7. 第 7 章
    东京,涩谷,晨光初现。

    虎杖悠仁在咒术高专的宿舍床上猛地坐起,额头全是冷汗。他做了个噩梦,梦里有什么东西在追他——不是咒灵,是更扭曲的存在,像人又像怪物,眼睛闪着暗金色的光。

    他摇头甩掉残影,看向闹钟:早上六点十七分。窗外传来鸟鸣,一切正常得过分。

    “宿傩,”虎杖对着体内的另一个存在说,“昨晚有什么异常吗?”

    沉默。

    不,不是沉默,是宿傩罕见地没有回应。虎杖能感觉到他在,但似乎在……警惕着什么。

    虎杖下床洗漱,在镜子里看见自己手背上有一道极淡的白色疤痕——什么时候留下的?他不记得受过这种伤。疤痕的形状像是铁丝拦划伤的,但他不记得什么时候接触过这种东西。

    他擦掉镜子上的水汽,疤痕在雾气中似乎闪了一下微光。

    幻觉吧。

    横滨,武装侦探社宿舍。

    国木田独步被笔记本掉地的声音惊醒。他昨晚又在书桌前睡着了,计划表写到一半,钢笔滚到地上,墨水染脏了地毯。

    “又熬夜了……”他揉着太阳穴,捡起笔记本。

    翻开的那页上,字迹有些凌乱,不是他平时的工□□格。中间有一行字被反复涂改,最后勉强能认出:

    【庄园……游戏……规则……】

    庄园?

    国木田皱眉,他不记得自己写过这个词。而且这个笔迹……虽然很像他的,但笔画间有种陌生的流畅感,像是很久以前写的。

    他撕掉那页纸,揉成一团扔进垃圾桶。

    但纸团在桶里悄悄展开,上面的字迹发出极微弱的暗金色光,半秒后消失。

    港口黑手党总部。

    中原中也从训练场的沙袋上收回拳头。沙袋被打穿,沙子漏了一地。他最近出手越来越重,像是身体里有股力量在躁动,不发泄出来就不舒服。
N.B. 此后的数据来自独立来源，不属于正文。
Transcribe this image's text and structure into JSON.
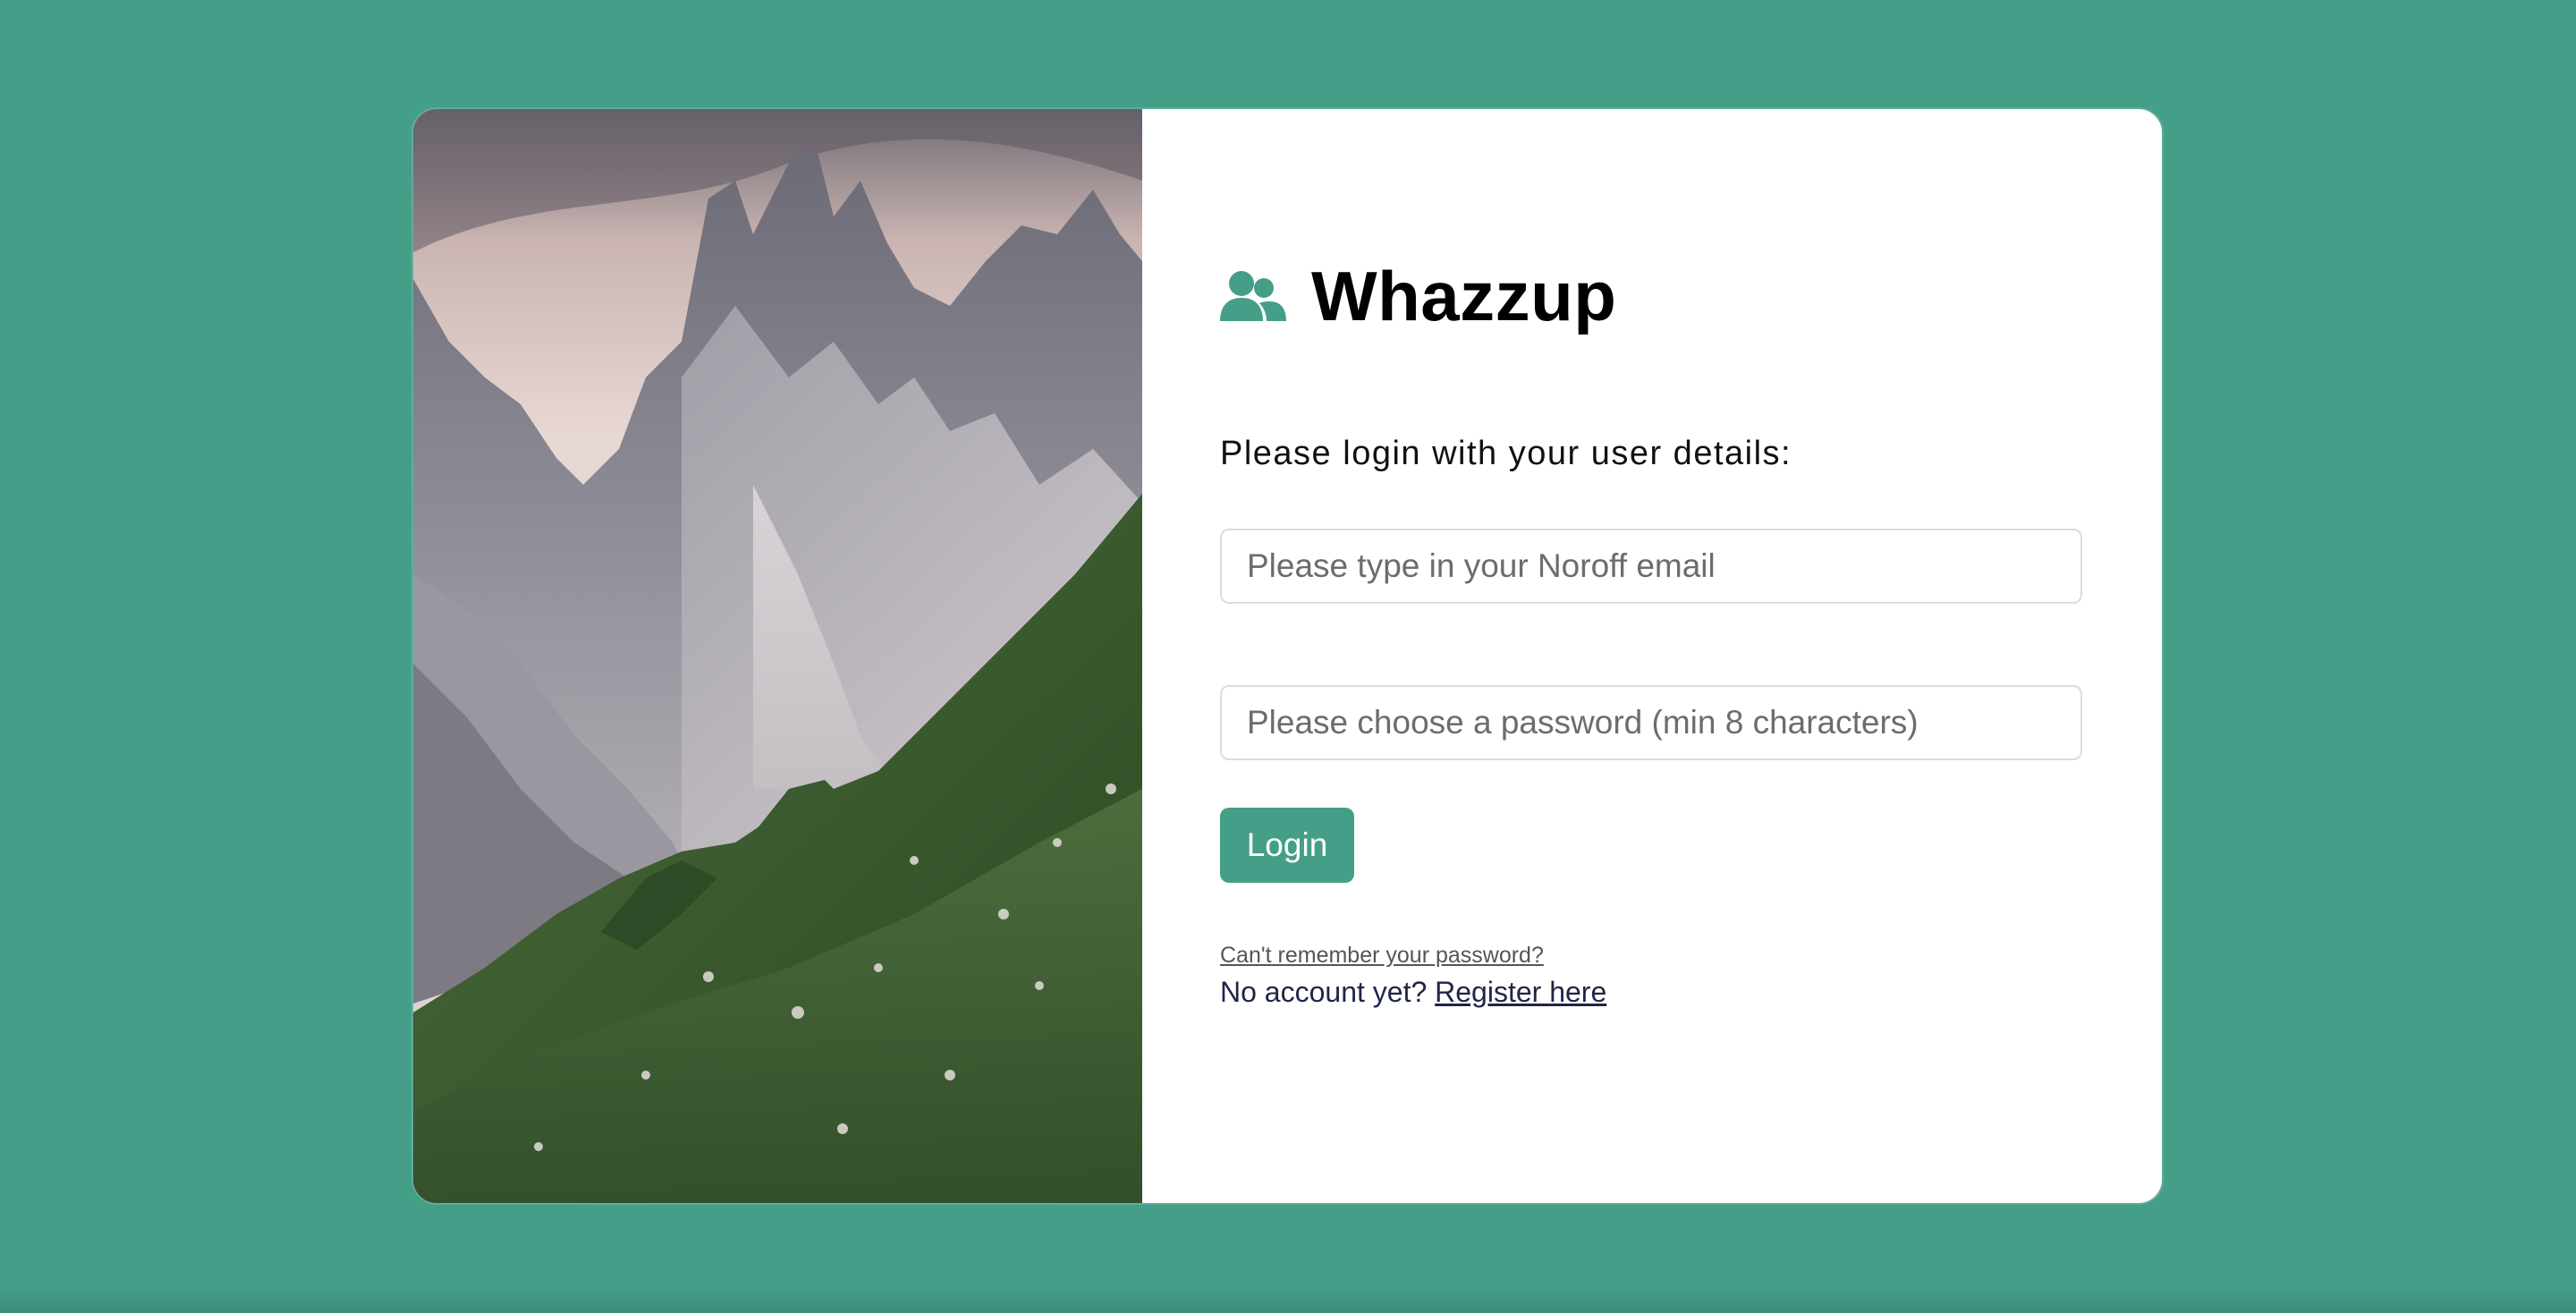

    他摘下手套,看着自己的双手。掌心有细密的红色纹路,像毛细血管破裂,但摸上去不疼不痒,而且十分钟后会自己消失。

    荒霸吐的影响?中也皱眉。

    某间安全屋。

    太宰治泡在浴缸里,水已经凉透,但他不想动。左手手腕上,绷带松了,露出下面暗金色的疤痕——和虎杖手背上的一模一样,但更深,更清晰。

    他盯着疤痕看了很久,然后伸手去抠。

    指甲嵌入皮肉,血渗出来,但疤痕还在,而且似乎在吸收血液,颜色变得更暗。

    “麻烦啊……”太宰喃喃自语,重新缠好绷带。

    他做了个梦,梦里他在一个巨大的图书馆里,和一个穿白大褂的女人对峙。女人说“你是最完美的样本”,然后一切开始崩塌。

    样本?什么样本?

    太宰从浴缸里站起来,水花四溅。镜子里,他的倒影模糊了一瞬,像信号不良的电视画面,然后恢复正常。

    米花町,阿笠博士家。

    灰原哀盯着显微镜下的细胞样本,已经三个小时没动了。

    样本来自她自己——今早刷牙时牙龈出血,她鬼使神差地采集了血样。现在,在显微镜下,她看见了一些……不可能的东西。

    她的红细胞表面,有极其微小的几何纹路。那些纹路在自发重组,从圆形变成三角形,再变成五边形,遵循着某种数学规律。

    这不是人类细胞该有的特征。

    APTX的残留影响?但APTX-4869是毒药,是生命形态逆转剂,不是细胞纹路生成器。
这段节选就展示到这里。